Title: Design and Fabrication of Aerospace-Grade Digital Composite Materials

Researchers: Xiao Liu, Ronen Yudzinsky, Christopher Hansen
Sponsors: Early Career Faculty grant (No. NNX14AO50G) from NASA’s Space Technology Research Grants Program Foundation
Collaborators:
Description:
The Overall Goal of this project: The aim of this project is to advance fundamental knowledge-based design tools and manufacturing approaches for 1-D and 2-D fiber-reinforced composite “digital material” (i.e., discrete) elements with simple, yet strong internal joining to enable increased structural design flexibility and decreased structural mass in aerospace applications. 
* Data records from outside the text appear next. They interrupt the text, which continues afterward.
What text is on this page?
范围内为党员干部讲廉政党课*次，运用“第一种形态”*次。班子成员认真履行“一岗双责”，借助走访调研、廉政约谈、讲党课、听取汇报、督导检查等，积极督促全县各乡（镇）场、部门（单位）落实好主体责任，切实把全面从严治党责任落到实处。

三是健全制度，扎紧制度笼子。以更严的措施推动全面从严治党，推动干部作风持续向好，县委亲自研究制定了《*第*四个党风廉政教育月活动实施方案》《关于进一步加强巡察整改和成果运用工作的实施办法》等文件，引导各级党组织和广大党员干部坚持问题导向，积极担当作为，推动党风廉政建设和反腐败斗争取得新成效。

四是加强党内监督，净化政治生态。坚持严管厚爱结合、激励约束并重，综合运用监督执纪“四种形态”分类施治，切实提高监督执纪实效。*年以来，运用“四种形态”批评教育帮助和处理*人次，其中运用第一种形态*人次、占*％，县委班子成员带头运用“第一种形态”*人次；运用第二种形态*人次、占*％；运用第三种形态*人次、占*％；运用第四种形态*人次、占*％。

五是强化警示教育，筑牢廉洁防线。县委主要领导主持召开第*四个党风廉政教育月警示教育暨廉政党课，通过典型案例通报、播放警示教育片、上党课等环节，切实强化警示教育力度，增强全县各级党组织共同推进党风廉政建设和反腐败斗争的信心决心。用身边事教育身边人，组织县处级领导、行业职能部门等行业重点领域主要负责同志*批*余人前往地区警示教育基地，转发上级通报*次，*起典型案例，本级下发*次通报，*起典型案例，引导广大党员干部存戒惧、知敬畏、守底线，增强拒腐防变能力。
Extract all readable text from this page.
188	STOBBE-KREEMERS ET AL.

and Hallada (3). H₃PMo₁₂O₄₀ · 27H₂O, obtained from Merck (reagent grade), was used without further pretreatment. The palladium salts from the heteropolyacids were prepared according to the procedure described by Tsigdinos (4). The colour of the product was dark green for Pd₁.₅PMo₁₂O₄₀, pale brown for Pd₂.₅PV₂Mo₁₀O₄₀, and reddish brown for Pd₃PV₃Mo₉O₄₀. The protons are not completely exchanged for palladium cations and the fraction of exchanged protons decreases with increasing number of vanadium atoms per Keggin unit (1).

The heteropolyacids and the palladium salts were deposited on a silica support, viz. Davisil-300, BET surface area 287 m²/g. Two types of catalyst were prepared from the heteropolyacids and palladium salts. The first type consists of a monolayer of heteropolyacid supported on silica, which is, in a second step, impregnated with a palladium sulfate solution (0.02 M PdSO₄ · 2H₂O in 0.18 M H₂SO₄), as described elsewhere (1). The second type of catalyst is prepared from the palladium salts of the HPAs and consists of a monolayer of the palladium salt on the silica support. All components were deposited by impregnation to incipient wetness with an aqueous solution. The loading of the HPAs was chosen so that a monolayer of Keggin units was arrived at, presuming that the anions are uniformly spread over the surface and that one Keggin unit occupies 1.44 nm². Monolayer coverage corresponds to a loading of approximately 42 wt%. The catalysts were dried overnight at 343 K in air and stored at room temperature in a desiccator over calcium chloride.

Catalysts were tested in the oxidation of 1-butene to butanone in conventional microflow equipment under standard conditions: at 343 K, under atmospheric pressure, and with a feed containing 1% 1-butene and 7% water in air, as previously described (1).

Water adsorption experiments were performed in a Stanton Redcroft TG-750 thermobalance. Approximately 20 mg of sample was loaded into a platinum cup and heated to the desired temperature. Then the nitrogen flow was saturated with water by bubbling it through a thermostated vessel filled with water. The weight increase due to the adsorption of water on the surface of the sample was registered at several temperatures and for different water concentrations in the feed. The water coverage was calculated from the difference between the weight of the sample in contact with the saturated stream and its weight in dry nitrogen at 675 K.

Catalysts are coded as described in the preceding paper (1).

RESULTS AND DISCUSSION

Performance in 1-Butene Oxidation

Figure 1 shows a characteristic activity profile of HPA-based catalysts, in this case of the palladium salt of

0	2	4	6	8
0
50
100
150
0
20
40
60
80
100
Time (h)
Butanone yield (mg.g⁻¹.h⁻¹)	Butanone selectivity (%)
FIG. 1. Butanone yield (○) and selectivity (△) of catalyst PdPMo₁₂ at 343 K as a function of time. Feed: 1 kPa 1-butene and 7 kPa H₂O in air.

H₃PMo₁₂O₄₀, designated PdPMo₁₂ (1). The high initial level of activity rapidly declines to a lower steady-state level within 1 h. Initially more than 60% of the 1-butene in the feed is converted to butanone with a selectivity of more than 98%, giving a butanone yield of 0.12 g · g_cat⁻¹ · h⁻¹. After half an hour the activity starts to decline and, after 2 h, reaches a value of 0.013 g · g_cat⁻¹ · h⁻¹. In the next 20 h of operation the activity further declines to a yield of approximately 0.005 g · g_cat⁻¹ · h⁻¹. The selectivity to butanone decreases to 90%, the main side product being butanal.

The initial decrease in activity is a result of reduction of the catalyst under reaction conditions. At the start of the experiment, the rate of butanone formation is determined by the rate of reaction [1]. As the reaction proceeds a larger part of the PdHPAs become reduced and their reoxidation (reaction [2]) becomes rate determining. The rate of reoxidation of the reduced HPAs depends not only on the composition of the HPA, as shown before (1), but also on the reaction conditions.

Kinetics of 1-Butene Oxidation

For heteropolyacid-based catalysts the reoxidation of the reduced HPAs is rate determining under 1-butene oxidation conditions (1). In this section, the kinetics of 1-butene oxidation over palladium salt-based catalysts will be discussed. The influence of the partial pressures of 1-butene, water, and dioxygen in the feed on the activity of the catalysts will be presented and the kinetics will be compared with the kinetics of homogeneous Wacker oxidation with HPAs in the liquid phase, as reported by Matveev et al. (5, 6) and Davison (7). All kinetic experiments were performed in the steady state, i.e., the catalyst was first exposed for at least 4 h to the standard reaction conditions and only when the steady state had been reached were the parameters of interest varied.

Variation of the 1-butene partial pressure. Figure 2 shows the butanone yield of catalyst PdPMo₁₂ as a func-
The project will pursue these objectives by the design, fabrication, and characterization of a library of 1-D and 2-D discrete composite elements. The primarily axial loading of slender 1-D struts optimizes fibers to axial orientations; research emphasis will instead be placed on (1) increased buckling loads for compressive members, (2) decreased mass for all members, (3) rapid manufacturing throughput, and (4) improved joining techniques. 1-D struts will be computationally designed (FEA) to improve specific (i.e., per mass) buckling performance via core material removal. These internally structured designs will be fabricated via high-throughput composite pultrusion with embedded sacrificial filaments, so that the fugitive material removal provides core insert locations. Inserts into these internal cavities will reversibly join neighboring struts to efficiently transfer load transfer; snap-fit joints proven in civil engineering systems will likewise be explored. 1-D tensegrity structures will further reduce mass via distinct compression and tensile strut populations; these elements will be computed via the reduced coordinates method, which is best suited to control element lengths necessary for discrete components, and then experimentally characterized. Discretized 2-D plate elements remove the 1-D strut fiber orientation constraint and open a vastly expanded parameter space for anisotropic fiber-reinforced materials. Regular polygons will be investigated to obtain maximum fiber orientations per plate population; these elements will be superimposed onto topologies obtained from SIMP and BESO numerical techniques, and from multiphysical models. The 2-D parts library will be fabricated via automated composite deposition to produce micro-structured plates that are representative of composite shell structures and which similarly exploit sacrificial internal cavities for simple assembly of strong joints. 

My Current Research: Experimental and theoretical study of lightweight fiber-reinforced composite structures particularly using anisotropy in structures subject to buckling. Most structures for which buckling is an issue are designed to resist buckling. Another portion the research is focused on developing and prototyping an innovative automation solution for fabricating the lightweight fiber-reinforced composite structures with 1,2 and 3 dimensional shapes. This automation solution is designed to avoid in-process defects (e.g. voids and resin reach area) within the final parts and decrease the capital cost for the fabrication.